Optimization and validation of the TZM-bl assay for standardized assessments of neutralizing antibodies against HIV-1

Abstract

The TZM-bl assay measures antibody-mediated neutralization of HIV-1 as a function of reductions in HIV-1 Tat-regulated firefly luciferase (Luc) reporter gene expression after a single round of infection with Env-pseudotyped viruses. This assay has become the main endpoint neutralization assay used for the assessment of pre-clinical and clinical trial samples by a growing number of laboratories worldwide. Here we present the results of the formal optimization and validation of the TZM-bl assay, performed in compliance with Good Clinical Laboratory Practice (GCLP) guidelines. The assay was evaluated for specificity, accuracy, precision, limits of detection and quantitation, linearity, range and robustness. The validated manual TZM-bl assay was also adapted, optimized and qualified to an automated 384-well format.

Keywords: Assay validation; GCLP; HIV; Neutralizing antibody; TZM-bl cells.

Figure 1. Linear range of input TZM-bl cell numbers that support HIV-1 infection

DEAE-dextran was present at 30 μg/ml. Luminescence was measured in solid black plates after 48 hrs.

Figure 2. Linear range of infection in TZM-bl cells

DEAE-dextran was present at 30 μg/ml after the addition of cells.
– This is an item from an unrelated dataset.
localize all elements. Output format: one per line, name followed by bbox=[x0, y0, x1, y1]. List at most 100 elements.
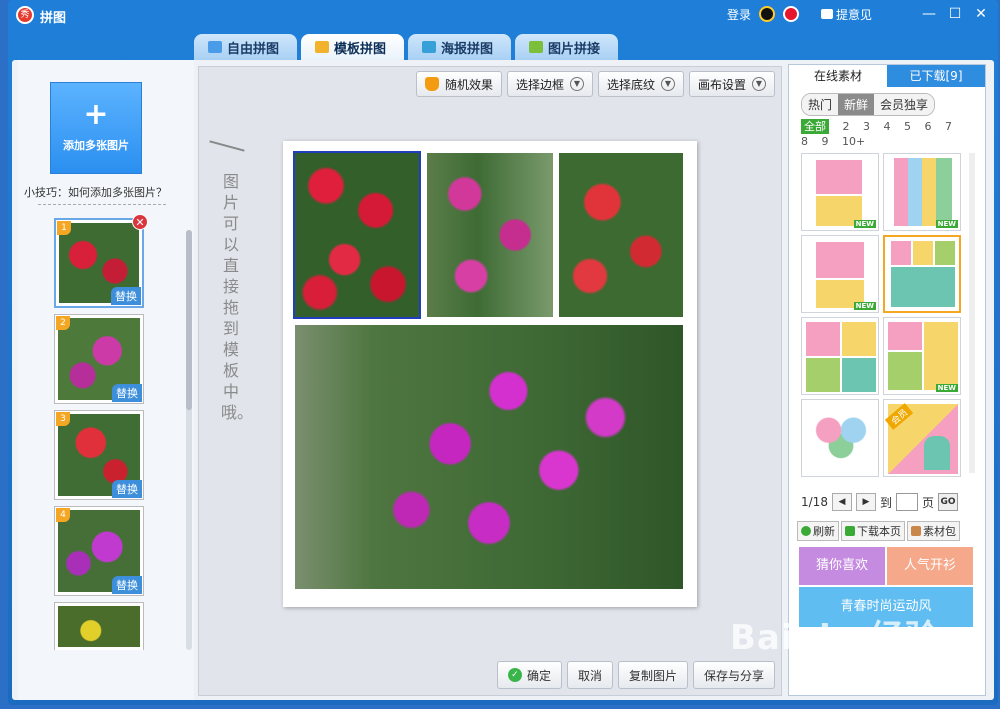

Luc activity was quantified by luminescence 48 hrs later.

Figure 3. Neutralization curves in TZM-bl cells at different input virus doses

Average RLU in cell control and virus control wells, respectively: 1:250 dilution (926 vs. 11,813; range = 10,887); 1:50 dilution (997 vs. 55,285; range = 54,287); 1:10 dilution (1,059 vs. 242,013; range = 240,954); 1:2 dilution (1,194 vs. 551,651; range = 550,457).

Figure 4. Nonspecific activity of normal human serum samples

Six serum samples assayed at a 1:20 dilution against 17 Env-pseudotyped viruses.

Figure 5. Neutralization curves with s.d. bars

HIV-1-positive serum DUMC-1 was assayed against molecularly cloned Env-pseudotyped viruses 6101.10, QH0515.01 and Du151.02 in triplicate wells for each dilution of serum sample.

Figure 6. Inter-assay and inter-operator variability

TriMab was assayed multiple times against Env-pseudotyped viruses 3988.25, QH0692.42, SS1196.01 and BG1168.01. ID50 values of each curve are shown next to the operator who performed the assay.

Figure 7. Reproducibility of the TZM-bl assay in domestic and international laboratories

Proficiency testing results (ID50 titers) from participating laboratories testing two representative serologic reagents (A, B: reagent 1) (C, D: reagent 2), against six Env-pseudotyped viruses, over a four-year period. Panels A (n=14) and C (n=14) show the reproducibility data obtained from repeat testing by the Duke Laboratory and NVITAL, panels B (n=66) and D (n=66) show data from repeat testing by all participating labs analyzed. Bars indicate the upper and lower limits of the acceptance ranges.

Figure 8. Comparison of the TZM-bl assay to the U87.CD4.CCR5 assay (Monogram) using 2G12 and 2F5 as standards

Values on the y-axis are μg/ml. TZM-bl assay (white); U87.CD4.CCR5 assay (black).

Figure 9. Effect of altering the length of time of infection prior to measuring luminescence

RLU in cell control (background) and SS1196.01 Env-pseudotyped virus control wells were, respectively: 48 hrs = 1,068 vs 65,158; 72 hrs = 1,224 vs 70,756; 96 hrs = 1,604 vs 60,621.